Les chiffres récents confirment ce qu'on voit tous les jours en prenant le métro, le train ou l'avion. Après les gens restent attachés au livre puisque ça reste leur deuxième loisir préféré. Et puis la France garde un réseau de distribution assez dense par rapport à certains pays. Le numérique ? Ça augmente, mais ça reste marginal dans mes ventes. Ce pourquoi je soigne de plus en plus le visuel de mes romans, avec un visuel, un papier de qualité. Ce qui m'a frappé dans l'étude publiée par Livres Hebdo, c'est ce qui motive les gens à lire. En numéro 1 ils citent l'histoire, en 2 le fait que quelqu'un leur a conseillé. Ça, c'est assez réconfortant : la meilleure façon d'inciter à la lecture, c'est de parler de ses goûts, ses découvertes autour de soi.

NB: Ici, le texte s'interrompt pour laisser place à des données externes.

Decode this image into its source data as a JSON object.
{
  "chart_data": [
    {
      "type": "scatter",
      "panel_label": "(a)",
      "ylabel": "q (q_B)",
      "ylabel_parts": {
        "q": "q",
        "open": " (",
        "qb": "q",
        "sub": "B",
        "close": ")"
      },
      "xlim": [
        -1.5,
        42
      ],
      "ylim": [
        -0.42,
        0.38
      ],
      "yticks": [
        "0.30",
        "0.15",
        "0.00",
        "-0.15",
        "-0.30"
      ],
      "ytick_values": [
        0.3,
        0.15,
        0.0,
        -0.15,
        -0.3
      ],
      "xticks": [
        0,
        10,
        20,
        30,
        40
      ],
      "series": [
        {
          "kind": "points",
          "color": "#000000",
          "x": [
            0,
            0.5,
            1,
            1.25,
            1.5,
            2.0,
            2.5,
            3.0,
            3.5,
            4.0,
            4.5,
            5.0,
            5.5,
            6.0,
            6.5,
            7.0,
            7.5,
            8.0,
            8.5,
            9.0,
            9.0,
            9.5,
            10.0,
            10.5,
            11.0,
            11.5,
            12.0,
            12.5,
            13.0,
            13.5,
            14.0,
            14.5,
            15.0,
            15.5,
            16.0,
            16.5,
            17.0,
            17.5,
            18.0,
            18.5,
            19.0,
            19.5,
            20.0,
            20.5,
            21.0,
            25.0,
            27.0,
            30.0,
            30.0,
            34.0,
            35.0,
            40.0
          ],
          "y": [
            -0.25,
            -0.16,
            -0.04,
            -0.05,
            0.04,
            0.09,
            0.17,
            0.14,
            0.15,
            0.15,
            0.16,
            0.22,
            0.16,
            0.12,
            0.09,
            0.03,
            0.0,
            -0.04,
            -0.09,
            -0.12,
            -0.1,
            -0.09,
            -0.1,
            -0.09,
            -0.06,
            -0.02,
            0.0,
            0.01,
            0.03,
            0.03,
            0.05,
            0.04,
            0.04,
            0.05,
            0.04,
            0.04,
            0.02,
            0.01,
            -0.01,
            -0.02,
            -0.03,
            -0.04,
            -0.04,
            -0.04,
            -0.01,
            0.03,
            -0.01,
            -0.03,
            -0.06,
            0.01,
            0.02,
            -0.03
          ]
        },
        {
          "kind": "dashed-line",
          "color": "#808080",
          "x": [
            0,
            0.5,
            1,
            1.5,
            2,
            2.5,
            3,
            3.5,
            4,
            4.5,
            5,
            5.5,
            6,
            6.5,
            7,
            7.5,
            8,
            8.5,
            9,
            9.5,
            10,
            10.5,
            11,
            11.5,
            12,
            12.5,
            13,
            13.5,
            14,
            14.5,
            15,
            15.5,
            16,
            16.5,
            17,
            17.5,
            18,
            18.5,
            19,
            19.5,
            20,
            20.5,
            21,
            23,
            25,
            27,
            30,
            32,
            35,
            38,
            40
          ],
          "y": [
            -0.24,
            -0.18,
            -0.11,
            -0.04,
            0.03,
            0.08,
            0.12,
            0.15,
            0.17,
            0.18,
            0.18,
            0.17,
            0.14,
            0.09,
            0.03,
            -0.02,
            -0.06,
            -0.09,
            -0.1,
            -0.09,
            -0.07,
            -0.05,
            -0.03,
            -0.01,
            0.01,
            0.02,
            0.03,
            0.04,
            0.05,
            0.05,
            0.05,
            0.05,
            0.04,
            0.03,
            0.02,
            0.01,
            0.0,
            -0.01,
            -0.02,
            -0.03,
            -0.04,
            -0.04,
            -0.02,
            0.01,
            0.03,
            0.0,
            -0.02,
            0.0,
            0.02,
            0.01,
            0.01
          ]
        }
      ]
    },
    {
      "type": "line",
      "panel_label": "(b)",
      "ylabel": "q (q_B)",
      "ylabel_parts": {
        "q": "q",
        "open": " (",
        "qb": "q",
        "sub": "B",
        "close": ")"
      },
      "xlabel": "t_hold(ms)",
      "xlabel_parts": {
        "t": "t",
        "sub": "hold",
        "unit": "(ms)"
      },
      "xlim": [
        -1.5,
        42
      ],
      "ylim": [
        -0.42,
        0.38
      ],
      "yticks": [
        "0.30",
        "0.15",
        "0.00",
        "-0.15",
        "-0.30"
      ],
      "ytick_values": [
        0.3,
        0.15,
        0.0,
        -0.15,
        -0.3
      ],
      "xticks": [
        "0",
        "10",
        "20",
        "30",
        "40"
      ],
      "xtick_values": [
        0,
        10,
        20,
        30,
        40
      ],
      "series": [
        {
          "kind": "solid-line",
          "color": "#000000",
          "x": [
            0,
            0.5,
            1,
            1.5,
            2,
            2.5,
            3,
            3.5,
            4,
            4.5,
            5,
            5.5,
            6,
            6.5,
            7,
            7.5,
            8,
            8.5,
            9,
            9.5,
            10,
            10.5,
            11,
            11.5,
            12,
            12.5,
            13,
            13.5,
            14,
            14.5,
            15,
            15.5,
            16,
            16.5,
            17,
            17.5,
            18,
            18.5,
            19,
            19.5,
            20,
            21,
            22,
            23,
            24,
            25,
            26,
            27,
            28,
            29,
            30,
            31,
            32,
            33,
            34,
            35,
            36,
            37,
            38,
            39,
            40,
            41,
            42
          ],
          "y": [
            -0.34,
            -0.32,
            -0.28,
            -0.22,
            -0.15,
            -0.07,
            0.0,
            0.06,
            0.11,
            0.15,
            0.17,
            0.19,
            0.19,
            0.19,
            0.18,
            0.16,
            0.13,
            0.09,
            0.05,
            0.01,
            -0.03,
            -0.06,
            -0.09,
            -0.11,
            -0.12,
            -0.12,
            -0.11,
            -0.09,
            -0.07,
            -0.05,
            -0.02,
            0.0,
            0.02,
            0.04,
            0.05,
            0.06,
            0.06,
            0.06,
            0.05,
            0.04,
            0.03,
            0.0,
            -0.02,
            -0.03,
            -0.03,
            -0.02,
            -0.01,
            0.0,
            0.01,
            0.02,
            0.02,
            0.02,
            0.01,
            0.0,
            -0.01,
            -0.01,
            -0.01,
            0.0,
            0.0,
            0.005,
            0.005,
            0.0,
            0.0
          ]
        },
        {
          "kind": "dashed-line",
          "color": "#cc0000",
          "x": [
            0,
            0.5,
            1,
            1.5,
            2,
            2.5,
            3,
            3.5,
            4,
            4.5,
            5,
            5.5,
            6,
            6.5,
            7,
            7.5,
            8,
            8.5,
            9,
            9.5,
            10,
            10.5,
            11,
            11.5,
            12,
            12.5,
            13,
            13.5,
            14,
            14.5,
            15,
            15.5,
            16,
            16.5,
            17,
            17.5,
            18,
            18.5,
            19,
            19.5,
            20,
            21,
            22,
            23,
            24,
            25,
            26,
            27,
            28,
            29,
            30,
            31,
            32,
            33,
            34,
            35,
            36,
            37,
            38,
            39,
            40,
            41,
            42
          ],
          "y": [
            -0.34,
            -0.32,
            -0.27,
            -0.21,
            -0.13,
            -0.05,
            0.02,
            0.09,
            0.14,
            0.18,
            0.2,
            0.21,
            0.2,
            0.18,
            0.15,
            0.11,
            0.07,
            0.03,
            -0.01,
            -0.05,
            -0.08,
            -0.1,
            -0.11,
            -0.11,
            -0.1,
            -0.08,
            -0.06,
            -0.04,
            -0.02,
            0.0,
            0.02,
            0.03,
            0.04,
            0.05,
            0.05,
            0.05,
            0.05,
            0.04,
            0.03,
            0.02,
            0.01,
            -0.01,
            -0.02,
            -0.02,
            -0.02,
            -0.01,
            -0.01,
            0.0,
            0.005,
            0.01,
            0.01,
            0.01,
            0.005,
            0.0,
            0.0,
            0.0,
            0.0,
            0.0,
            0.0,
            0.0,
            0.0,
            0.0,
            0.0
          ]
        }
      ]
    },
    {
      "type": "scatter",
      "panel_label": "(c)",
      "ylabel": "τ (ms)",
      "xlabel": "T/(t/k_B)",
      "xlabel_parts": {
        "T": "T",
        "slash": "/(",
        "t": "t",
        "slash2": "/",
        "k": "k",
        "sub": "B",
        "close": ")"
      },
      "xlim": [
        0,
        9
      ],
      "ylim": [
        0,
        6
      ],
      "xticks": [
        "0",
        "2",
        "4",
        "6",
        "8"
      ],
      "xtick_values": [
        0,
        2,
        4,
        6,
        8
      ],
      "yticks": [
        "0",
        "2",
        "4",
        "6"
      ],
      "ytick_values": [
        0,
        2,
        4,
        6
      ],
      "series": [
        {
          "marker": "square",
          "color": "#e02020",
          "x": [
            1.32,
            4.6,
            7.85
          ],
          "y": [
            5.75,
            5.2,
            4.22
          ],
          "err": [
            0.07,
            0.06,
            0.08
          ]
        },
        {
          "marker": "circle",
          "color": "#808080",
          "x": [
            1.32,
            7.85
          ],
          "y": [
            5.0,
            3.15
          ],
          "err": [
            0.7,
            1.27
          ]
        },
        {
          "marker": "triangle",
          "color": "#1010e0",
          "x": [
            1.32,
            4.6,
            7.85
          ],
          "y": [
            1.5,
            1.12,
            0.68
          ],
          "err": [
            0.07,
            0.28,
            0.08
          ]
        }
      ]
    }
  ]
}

Faut-il faire des romans plus courts pour attirer le lecteur actuel ?
Pas forcément. L'un des derniers romans qui m'a donné beaucoup de plaisir, c'est le Joël Dicker. Or la taille n'a pas découragé les gens, bien au contraire. Vous savez je fais partie d'une génération à la confluence de l'écriture et de l'image. Et d'après moi des formes différentes existent pour chaque histoire.

Un Musso de 1 000 pages, ce n'est pas pour demain ?
Non, en revanche j'ai envie de créer un couple d'enquêteurs récurrents, dont les aventures alterneraient avec une histoire indépendante. J'ai envie d'avoir des personnages qui vieillissent avec moi. Du moins je veux essayer (sourire).